Of course, the “excellent system,” seen from a different viewpoint, is “unconsoling,” trostlos. Might he be thinking of the parties’ viewpoint (which is everyone’s viewpoint, since each person is equally a party)? Again, he doesn’t say. The order of the world declares itself laconically — and rarely. What matters to Bürgel is demonstrating, for the first time, that authority is no stranger to leniency. But it’s a special case; the Castle is gentle and understanding only toward those who are exhausted. The Castle asks for no excuses from those who have reached the limits of their physical strength — without having reached anything else.

One of the most mysterious aphorisms of Zürau: “The good is, in a certain sense, unconsoling (trostlos).” In gewissem Sinne, “in a certain sense.” Iva, the Vedic seers would have said.

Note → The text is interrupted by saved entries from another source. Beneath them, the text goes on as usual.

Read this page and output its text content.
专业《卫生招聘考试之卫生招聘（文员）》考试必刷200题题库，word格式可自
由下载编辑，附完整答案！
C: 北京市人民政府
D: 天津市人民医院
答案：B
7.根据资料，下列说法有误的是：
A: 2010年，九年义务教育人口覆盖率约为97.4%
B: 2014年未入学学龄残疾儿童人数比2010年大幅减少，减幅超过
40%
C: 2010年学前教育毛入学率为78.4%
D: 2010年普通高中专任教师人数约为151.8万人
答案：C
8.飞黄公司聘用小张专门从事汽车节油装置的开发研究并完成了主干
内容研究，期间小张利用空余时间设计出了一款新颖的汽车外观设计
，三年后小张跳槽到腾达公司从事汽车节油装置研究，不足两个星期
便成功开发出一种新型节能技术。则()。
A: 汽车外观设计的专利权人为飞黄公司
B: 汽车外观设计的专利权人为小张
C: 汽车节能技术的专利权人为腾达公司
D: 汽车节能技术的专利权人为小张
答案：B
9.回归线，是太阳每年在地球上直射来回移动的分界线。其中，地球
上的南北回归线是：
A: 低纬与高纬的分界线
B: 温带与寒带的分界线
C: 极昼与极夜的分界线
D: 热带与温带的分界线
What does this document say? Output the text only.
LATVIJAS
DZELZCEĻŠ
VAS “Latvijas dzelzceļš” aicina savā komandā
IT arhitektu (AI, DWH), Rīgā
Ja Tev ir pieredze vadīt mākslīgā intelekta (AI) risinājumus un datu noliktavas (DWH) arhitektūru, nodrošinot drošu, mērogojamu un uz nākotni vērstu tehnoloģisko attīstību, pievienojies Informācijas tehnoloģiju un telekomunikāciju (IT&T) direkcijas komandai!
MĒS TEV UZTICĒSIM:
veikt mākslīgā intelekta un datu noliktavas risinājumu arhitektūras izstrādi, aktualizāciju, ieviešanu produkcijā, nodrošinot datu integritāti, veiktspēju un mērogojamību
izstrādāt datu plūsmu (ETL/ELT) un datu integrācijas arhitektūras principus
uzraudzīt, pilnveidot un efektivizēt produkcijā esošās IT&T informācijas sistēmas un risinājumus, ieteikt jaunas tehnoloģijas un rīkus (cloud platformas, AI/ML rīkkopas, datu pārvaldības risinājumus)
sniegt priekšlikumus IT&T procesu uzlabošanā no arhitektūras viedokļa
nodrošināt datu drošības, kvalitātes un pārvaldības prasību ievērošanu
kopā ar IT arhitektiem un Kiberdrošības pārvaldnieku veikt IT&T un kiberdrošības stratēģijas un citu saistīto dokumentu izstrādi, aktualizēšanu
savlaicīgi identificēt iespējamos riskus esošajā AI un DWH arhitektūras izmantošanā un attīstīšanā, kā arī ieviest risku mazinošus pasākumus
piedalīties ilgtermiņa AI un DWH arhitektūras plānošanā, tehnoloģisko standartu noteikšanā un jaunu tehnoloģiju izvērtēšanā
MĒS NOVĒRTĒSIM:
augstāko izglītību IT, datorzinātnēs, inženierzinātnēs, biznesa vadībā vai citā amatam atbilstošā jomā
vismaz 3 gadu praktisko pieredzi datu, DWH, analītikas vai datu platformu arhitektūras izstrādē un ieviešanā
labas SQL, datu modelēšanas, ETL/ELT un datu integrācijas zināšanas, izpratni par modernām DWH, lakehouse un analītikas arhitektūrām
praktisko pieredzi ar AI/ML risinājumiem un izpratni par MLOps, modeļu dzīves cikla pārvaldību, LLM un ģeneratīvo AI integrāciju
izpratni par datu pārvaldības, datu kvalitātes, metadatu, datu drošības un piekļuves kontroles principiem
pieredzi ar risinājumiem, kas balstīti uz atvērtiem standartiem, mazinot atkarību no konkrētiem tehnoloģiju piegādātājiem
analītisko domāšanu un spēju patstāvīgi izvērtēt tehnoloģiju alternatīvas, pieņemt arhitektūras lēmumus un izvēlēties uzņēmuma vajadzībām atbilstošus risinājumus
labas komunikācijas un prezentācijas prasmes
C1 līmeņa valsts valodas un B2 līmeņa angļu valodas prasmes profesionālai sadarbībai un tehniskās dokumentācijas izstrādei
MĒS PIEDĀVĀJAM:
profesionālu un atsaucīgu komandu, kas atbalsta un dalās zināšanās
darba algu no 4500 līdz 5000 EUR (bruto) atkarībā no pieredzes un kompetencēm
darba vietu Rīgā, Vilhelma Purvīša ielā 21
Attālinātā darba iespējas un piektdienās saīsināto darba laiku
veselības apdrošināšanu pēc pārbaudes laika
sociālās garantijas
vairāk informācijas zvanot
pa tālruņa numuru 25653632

The Castle organization is “gap-free,” according to Bürgel, the liaison secretary. And it’s a “great, living organization.” But his officials suffer from constant exhaustion. “Everyone here is tired,” Bürgel observes. Why? A worry is eating away at them: the thought that someone might find a gap, that “a peculiar, perfectly shaped, clever, tiny little grain” might succeed in slipping through the Castle’s “incomparable sieve.” This would be enough to hamper its ability to remain undamaged by the world, enough to bring about the unlikeliest of events: the “little grain,” which is to say the party, with his burden of “poor life,” could find himself suddenly “controlling everything.” Then he would have to do nothing more than “somehow present his request, whose fulfillment already awaits it, is indeed leaning toward it.” The organization’s very raison d’être, which is first of all to be diligent and vigilant in ensuring that no request gets granted, would thus fall away. An insuperable barrier must separate the mind that formulates a desire and the appearance of the object of desire. The need for such a barrier is what justifies the imposing nature of the organization, within which, as one who approaches it perceives, “many things seem predisposed to terrify.” But the approacher doesn’t know that his mere approach sows terror within the organization as well, among the ranks of officials. Upon those twin terrors, each parallel and indifferent to the other, the world’s course runs.